On the other hand, the scheme provided by the invention comprises a dynamic data leakage detection rule for defining the boundary between data security and the risk of data leakage. When the data leakage detection rule is adjusted or the data is offline, an administrator can flexibly and efficiently adjust or eliminate the influence of the data protection measures on the data of the target equipment by adjusting the data protection logic, the offline risk is extremely low, and the flexibility of data protection is improved. In addition, for the enterprise system, the invention can avoid the huge risk that the business and resource system of the enterprise is hijacked by the document and disk-level encryption and decryption system, and reduce the cost of adjusting the data protection strategy of the enterprise while ensuring the data security degree.

According to the method described in the above embodiments, examples are described in further detail below.

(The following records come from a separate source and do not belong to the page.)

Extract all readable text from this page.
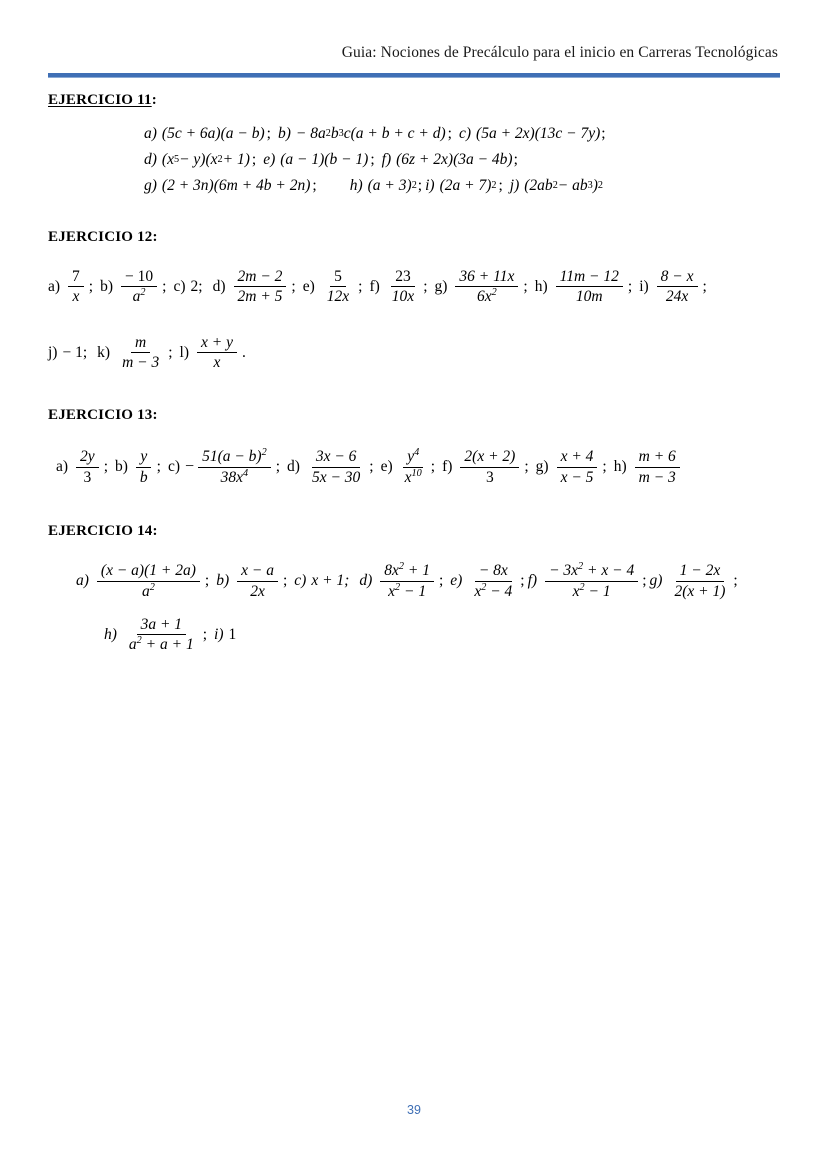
Guia: Nociones de Precálculo para el inicio en Carreras Tecnológicas
EJERCICIO 11:
a) (5c + 6a) (a − b) ; b) − 8a 2 b 3 c (a + b + c + d) ; c) (5a + 2x) (13c − 7y) ;
d) (x 5 − y) (x 2 + 1) ; e) (a − 1) (b − 1) ; f) (6z + 2x) (3a − 4b) ;
g) (2 + 3n) (6m + 4b + 2n) ; h) (a + 3) 2 ; i) (2a + 7) 2 ; j) (2ab 2 − ab 3 ) 2
EJERCICIO 12:
$a) \frac{7}{x}$ ; $b) \frac{- 10}{a^2}$ ; c) 2; $d) \frac{2m - 2}{2m + 5}$ ; $e) \frac{5}{12x}$ ; $f) \frac{23}{10x}$ ; $g) \frac{36 + 11x}{6x^2}$ ; $h) \frac{11m - 12}{10m}$ ; $i) \frac{8 - x}{24x}$ ;
j) − 1; $k) \frac{m}{m - 3}$ ; $l) \frac{x + y}{x}$ .
EJERCICIO 13:
$a) \frac{2y}{3}$ ; $b) \frac{y}{b}$ ; $c) - \frac{51(a - b)^2}{38x^4}$ ; $d) \frac{3x - 6}{5x - 30}$ ; $e) \frac{y^4}{x^{10}}$ ; $f) \frac{2(x + 2)}{3}$ ; $g) \frac{x + 4}{x - 5}$ ; $h) \frac{m + 6}{m - 3}$
EJERCICIO 14:
$a) \frac{(x - a)(1 + 2a)}{a^2}$ ; $b) \frac{x - a}{2x}$ ; c) x + 1; $d) \frac{8x^2 + 1}{x^2 - 1}$ ; $e) \frac{- 8x}{x^2 - 4}$ ; $f) \frac{- 3x^2 + x - 4}{x^2 - 1}$ ; $g) \frac{1 - 2x}{2(x + 1)}$ ;
$h) \frac{3a + 1}{a^2 + a + 1}$ ; i) 1
39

The embodiment of the application will be described by taking the example of integrating the data protection method on the terminal.

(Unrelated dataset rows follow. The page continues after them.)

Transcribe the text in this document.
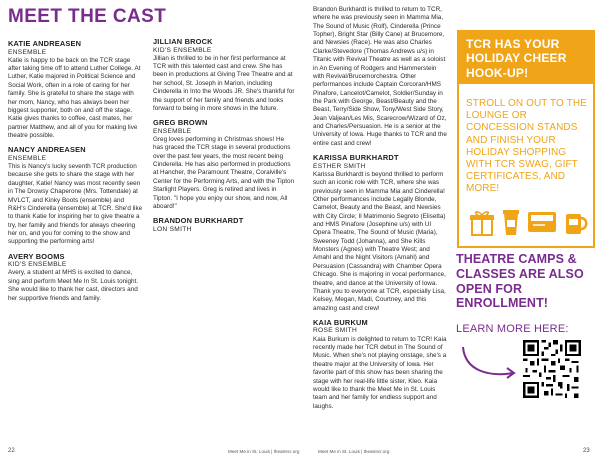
MEET THE CAST
KATIE ANDREASEN
ENSEMBLE

Katie is happy to be back on the TCR stage after taking time off to attend Luther College. At Luther, Katie majored in Political Science and Social Work, often in a role of caring for her family. She is grateful to share the stage with her mom, Nancy, who has always been her biggest supporter, both on and off the stage. Katie gives thanks to coffee, cast mates, her partner Matthew, and all of you for making live theatre possible.

NANCY ANDREASEN
ENSEMBLE

This is Nancy's lucky seventh TCR production because she gets to share the stage with her daughter, Katie! Nancy was most recently seen in The Drowsy Chaperone (Mrs. Tottendale) at MVLCT, and Kinky Boots (ensemble) and R&H's Cinderella (ensemble) at TCR. She'd like to thank Katie for inspiring her to give theatre a try, her family and friends for always cheering her on, and you for coming to the show and supporting the performing arts!

AVERY BOOMS
KID'S ENSEMBLE

Avery, a student at MHS is excited to dance, sing and perform Meet Me In St. Louis tonight. She would like to thank her cast, directors and her supportive friends and family.

JILLIAN BROCK
KID'S ENSEMBLE

Jillian is thrilled to be in her first performance at TCR with this talented cast and crew. She has been in productions at Giving Tree Theatre and at her school, St. Joseph in Marion, including Cinderella in Into the Woods JR. She's thankful for the support of her family and friends and looks forward to being in more shows in the future.

GREG BROWN
ENSEMBLE

Greg loves performing in Christmas shows! He has graced the TCR stage in several productions over the past few years, the most recent being Cinderella. He has also performed in productions at Hancher, the Paramount Theatre, Coralville's Center for the Performing Arts, and with the Tipton Starlight Players. Greg is retired and lives in Tipton. "I hope you enjoy our show, and now, All aboard!"

BRANDON BURKHARDT
LON SMITH

Brandon Burkhardt is thrilled to return to TCR, where he was previously seen in Mamma Mia, The Sound of Music (Rolf), Cinderella (Prince Topher), Bright Star (Billy Cane) at Brucemore, and Newsies (Race). He was also Charles Clarke/Stevedore (Thomas Andrews u/s) in Titanic with Revival Theatre as well as a soloist in An Evening of Rodgers and Hammerstein with Revival/Brucemorchestra. Other performances include Captain Corcoran/HMS Pinafore, Lancelot/Camelot, Soldier/Sunday in the Park with George, Beast/Beauty and the Beast, Terry/Side Show, Tony/West Side Story, Jean Valjean/Les Mis, Scarecrow/Wizard of Oz, and Charles/Persuasion. He is a senior at the University of Iowa. Huge thanks to TCR and the entire cast and crew!

KARISSA BURKHARDT
ESTHER SMITH

Karissa Burkhardt is beyond thrilled to perform such an iconic role with TCR, where she was previously seen in Mamma Mia and Cinderella! Other performances include Legally Blonde, Camelot, Beauty and the Beast, and Newsies with City Circle; Il Matrimonio Segreto (Elisetta) and HMS Pinafore (Josephine u/s) with UI Opera Theatre, The Sound of Music (Maria), Sweeney Todd (Johanna), and She Kills Monsters (Agnes) with Theatre West; and Amahl and the Night Visitors (Amahl) and Persuasion (Cassandra) with Chamber Opera Chicago. She is majoring in vocal performance, theatre, and dance at the University of Iowa. Thank you to everyone at TCR, especially Lisa, Kelsey, Megan, Madi, Courtney, and this amazing cast and crew!

KAIA BURKUM
ROSE SMITH

Kaia Burkum is delighted to return to TCR! Kaia recently made her TCR debut in The Sound of Music. When she's not playing onstage, she's a theatre major at the University of Iowa. Her favorite part of this show has been sharing the stage with her real-life little sister, Kleo. Kaia would like to thank the Meet Me in St. Louis team and her family for endless support and laughs.

TCR HAS YOUR HOLIDAY CHEER HOOK-UP!
STROLL ON OUT TO THE LOUNGE OR CONCESSION STANDS AND FINISH YOUR HOLIDAY SHOPPING WITH TCR SWAG, GIFT CERTIFICATES, AND MORE!
THEATRE CAMPS & CLASSES ARE ALSO OPEN FOR ENROLLMENT!
LEARN MORE HERE:
22	Meet Me in St. Louis | theatrecr.org	Meet Me in St. Louis | theatrecr.org	23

In one embodiment, as shown in fig. 5, a data protection method specifically includes the following steps:

201. The terminal acquires device data of the terminal and a data protection configuration file, wherein the data protection configuration file indicates data to be protected.

For example, the terminal may be a personal terminal or an enterprise configured terminal having enterprise data stored thereon.

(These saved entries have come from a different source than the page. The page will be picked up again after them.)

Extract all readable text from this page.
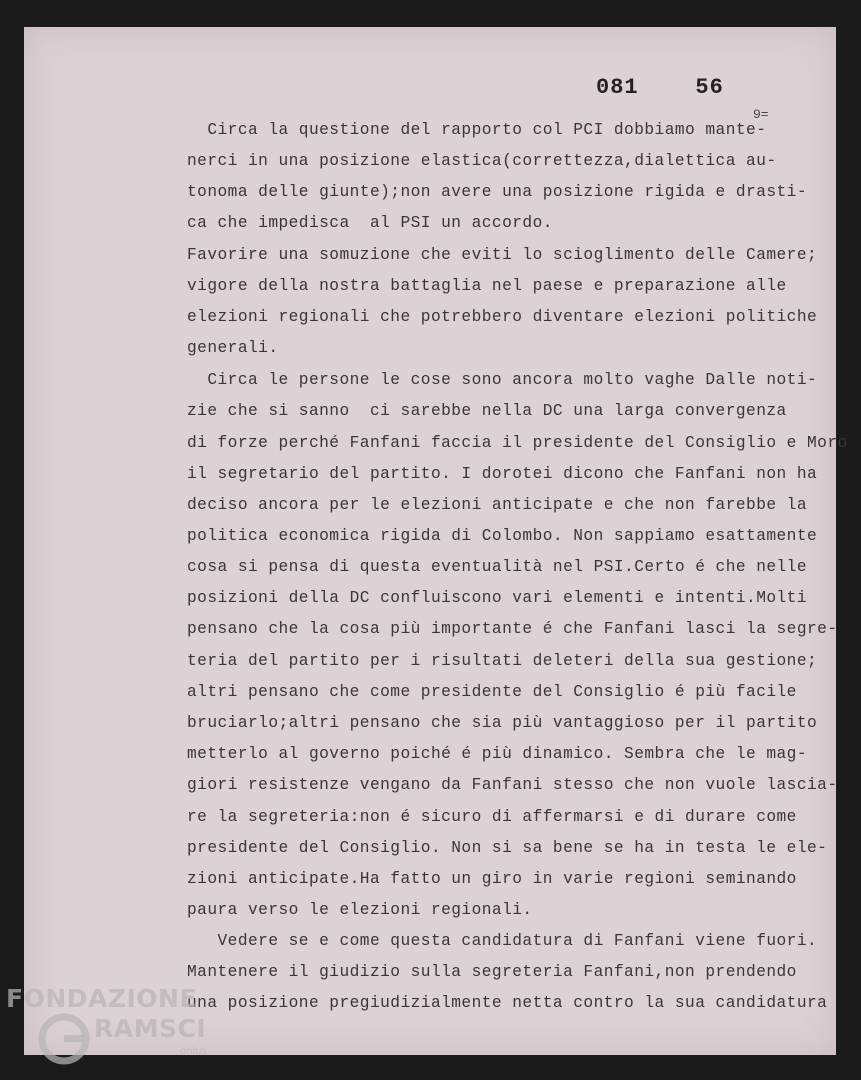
081    56
9=
Circa la questione del rapporto col PCI dobbiamo mante-
nerci in una posizione elastica(correttezza,dialettica au-
tonoma delle giunte);non avere una posizione rigida e drasti-
ca che impedisca  al PSI un accordo.
Favorire una somuzione che eviti lo scioglimento delle Camere;
vigore della nostra battaglia nel paese e preparazione alle
elezioni regionali che potrebbero diventare elezioni politiche
generali.
Circa le persone le cose sono ancora molto vaghe Dalle noti-
zie che si sanno  ci sarebbe nella DC una larga convergenza
di forze perché Fanfani faccia il presidente del Consiglio e Moro
il segretario del partito. I dorotei dicono che Fanfani non ha
deciso ancora per le elezioni anticipate e che non farebbe la
politica economica rigida di Colombo. Non sappiamo esattamente
cosa si pensa di questa eventualità nel PSI.Certo é che nelle
posizioni della DC confluiscono vari elementi e intenti.Molti
pensano che la cosa più importante é che Fanfani lasci la segre-
teria del partito per i risultati deleteri della sua gestione;
altri pensano che come presidente del Consiglio é più facile
bruciarlo;altri pensano che sia più vantaggioso per il partito
metterlo al governo poiché é più dinamico. Sembra che le mag-
giori resistenze vengano da Fanfani stesso che non vuole lascia-
re la segreteria:non é sicuro di affermarsi e di durare come
presidente del Consiglio. Non si sa bene se ha in testa le ele-
zioni anticipate.Ha fatto un giro in varie regioni seminando
paura verso le elezioni regionali.
Vedere se e come questa candidatura di Fanfani viene fuori.
Mantenere il giudizio sulla segreteria Fanfani,non prendendo
una posizione pregiudizialmente netta contro la sua candidatura
FONDAZIONE
RAMSCI
onlus
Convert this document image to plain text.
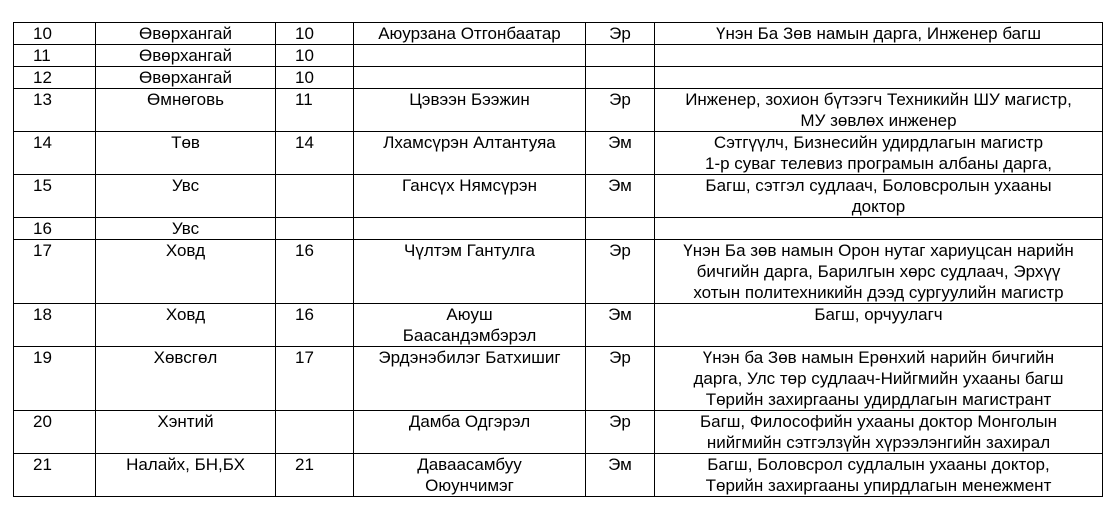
10	Өвөрхангай	10	Аюурзана Отгонбаатар	Эр	Үнэн Ба Зөв намын дарга, Инженер багш
11	Өвөрхангай	10			
12	Өвөрхангай	10			
13	Өмнөговь	11	Цэвээн Бээжин	Эр	Инженер, зохион бүтээгч Техникийн ШУ магистр,
МУ зөвлөх инженер
14	Төв	14	Лхамсүрэн Алтантуяа	Эм	Сэтгүүлч, Бизнесийн удирдлагын магистр
1-р суваг телевиз програмын албаны дарга,
15	Увс		Гансүх Нямсүрэн	Эм	Багш, сэтгэл судлаач, Боловсролын ухааны
доктор
16	Увс				
17	Ховд	16	Чүлтэм Гантулга	Эр	Үнэн Ба зөв намын Орон нутаг хариуцсан нарийн
бичгийн дарга, Барилгын хөрс судлаач, Эрхүү
хотын политехникийн дээд сургуулийн магистр
18	Ховд	16	Аюуш
Баасандэмбэрэл	Эм	Багш, орчуулагч
19	Хөвсгөл	17	Эрдэнэбилэг Батхишиг	Эр	Үнэн ба Зөв намын Ерөнхий нарийн бичгийн
дарга, Улс төр судлаач-Нийгмийн ухааны багш
Төрийн захиргааны удирдлагын магистрант
20	Хэнтий		Дамба Одгэрэл	Эр	Багш, Философийн ухааны доктор Монголын
нийгмийн сэтгэлзүйн хүрээлэнгийн захирал
21	Налайх, БН,БХ	21	Даваасамбуу
Оюунчимэг	Эм	Багш, Боловсрол судлалын ухааны доктор,
Төрийн захиргааны упирдлагын менежмент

202. And the terminal performs identification processing on the device data based on the data protection configuration file to obtain target device data to be protected.

For example, for an enterprise, it is necessary to identify and protect enterprise data in a terminal.

For example, screen shots or screen recordings on the terminal may be continuously detected. The pictures and audio-video files generated by the screen capturing or recording operation may be enterprise data.

As another example, device data in the terminal may be scanned. When the file name or content of the device data is scanned, the device data may be enterprise data.

As another example, device data in the terminal may be scanned. The device data may be enterprise data when scanned for file types or storage paths hit file types or directory paths in the protected data feature information.

For another example, directories and files operated by trusted applications that can successfully access enterprise resources through a zero trust network are enterprise data.

The application of data is listed as an object of key detection by successfully accessing the enterprise business system through the zero trust network. The files (touch files) read and written by the application process and its derivative sub-processes are considered enterprise data.

The above 4 methods are configured by the management end in a combined way, can flexibly execute various combinations, and can be set by one or all of the methods. Based on the extent to which the enterprise is directed to data management. If none of the 4 items are configured, then the enterprise may be considered to turn off the data protection function.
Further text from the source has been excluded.